US pig industry facing $5bn COVID-19 ‘financial disaster’
US pig producers are facing a financial disaster and collective losses of $5 billion for the remainder of the year as pig prices plummet due to the the impact of COVID-19, the National Pork Producers Council has warned.
At a press briefing, NPPC president Howard ‘AV’ Roth, a pork producer from Wisconsin, called for Government support for farming families struggling during the crisis, including a £1bn pork purchase scheme.
“We remain committed to supplying Americans with high-quality US pork, but face a dire situation that threatens the livelihoods of thousands of farm families. We are taking on water fast. Immediate action is imperative, or a lot of hog farms will go under,” he said.
At the weekend, the world’s biggest pork processor, Smithfield, announced the temporary closure of one of its biggest plants, at Sioux Falls, in South Dakota, representing an estimated 4-5% of US pork production. This was after 238 employees had active cases of COVID-19.
The move followed other significant plant closures across the US, prompting Smithfield chief executive Ken Sullivan to warn that the US is moving ‘perilously close to the edge’ in terms of meat supply.

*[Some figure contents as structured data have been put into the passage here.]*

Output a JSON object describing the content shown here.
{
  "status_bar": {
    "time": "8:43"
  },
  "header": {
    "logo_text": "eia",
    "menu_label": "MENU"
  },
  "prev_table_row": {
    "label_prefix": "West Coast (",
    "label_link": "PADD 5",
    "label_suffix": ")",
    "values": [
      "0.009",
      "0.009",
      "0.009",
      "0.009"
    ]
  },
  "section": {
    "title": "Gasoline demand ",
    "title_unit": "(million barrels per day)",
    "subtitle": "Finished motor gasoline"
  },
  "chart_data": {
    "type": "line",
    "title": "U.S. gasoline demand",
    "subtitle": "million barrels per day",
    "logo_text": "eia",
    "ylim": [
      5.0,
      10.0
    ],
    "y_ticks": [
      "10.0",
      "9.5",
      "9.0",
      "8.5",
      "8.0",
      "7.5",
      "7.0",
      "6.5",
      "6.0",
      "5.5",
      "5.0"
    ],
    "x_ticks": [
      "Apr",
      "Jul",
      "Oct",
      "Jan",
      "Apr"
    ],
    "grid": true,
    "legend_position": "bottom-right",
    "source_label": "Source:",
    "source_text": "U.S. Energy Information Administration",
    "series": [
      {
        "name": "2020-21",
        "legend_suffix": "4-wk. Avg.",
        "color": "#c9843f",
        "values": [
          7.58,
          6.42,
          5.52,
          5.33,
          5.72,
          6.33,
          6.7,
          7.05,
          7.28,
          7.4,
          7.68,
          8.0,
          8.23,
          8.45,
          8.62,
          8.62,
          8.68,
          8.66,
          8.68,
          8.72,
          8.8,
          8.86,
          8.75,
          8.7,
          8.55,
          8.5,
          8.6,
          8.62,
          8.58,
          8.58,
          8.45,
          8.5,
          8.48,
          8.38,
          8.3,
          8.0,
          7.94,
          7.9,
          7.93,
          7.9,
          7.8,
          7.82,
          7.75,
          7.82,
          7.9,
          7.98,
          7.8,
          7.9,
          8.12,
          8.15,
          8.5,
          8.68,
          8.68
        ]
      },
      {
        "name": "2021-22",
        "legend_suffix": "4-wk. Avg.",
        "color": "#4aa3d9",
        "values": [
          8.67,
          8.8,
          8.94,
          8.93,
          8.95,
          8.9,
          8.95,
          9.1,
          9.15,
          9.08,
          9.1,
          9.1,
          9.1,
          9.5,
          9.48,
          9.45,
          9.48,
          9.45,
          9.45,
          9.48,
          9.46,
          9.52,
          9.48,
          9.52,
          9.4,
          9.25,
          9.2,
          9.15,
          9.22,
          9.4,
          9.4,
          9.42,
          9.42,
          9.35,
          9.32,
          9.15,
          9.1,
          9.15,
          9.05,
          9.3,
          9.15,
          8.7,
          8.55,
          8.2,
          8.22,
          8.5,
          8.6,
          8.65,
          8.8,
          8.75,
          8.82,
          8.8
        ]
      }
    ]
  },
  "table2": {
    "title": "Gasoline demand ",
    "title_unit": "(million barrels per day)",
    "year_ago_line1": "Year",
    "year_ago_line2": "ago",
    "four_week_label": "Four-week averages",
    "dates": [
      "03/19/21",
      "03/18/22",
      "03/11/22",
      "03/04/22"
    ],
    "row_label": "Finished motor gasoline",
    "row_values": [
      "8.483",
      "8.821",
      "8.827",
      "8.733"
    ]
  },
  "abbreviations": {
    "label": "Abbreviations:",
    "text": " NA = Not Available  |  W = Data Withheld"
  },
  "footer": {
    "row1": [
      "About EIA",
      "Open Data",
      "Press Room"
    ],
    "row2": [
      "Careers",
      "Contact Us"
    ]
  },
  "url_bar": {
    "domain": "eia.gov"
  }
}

The NPPC said the suspension of pork packing plant operations and rising employee absenteeism due to COVID-19 has exacerbated an existing harvest (processing) facility capacity challenge due to a labour shortage in rural America.
This limited capacity has created a surplus of pigs, causing values to plunge, while the loss of the food services market and the COVID-related slowdown in most export markets has ‘crashed demand and overwhelmed the cold storage of meat’.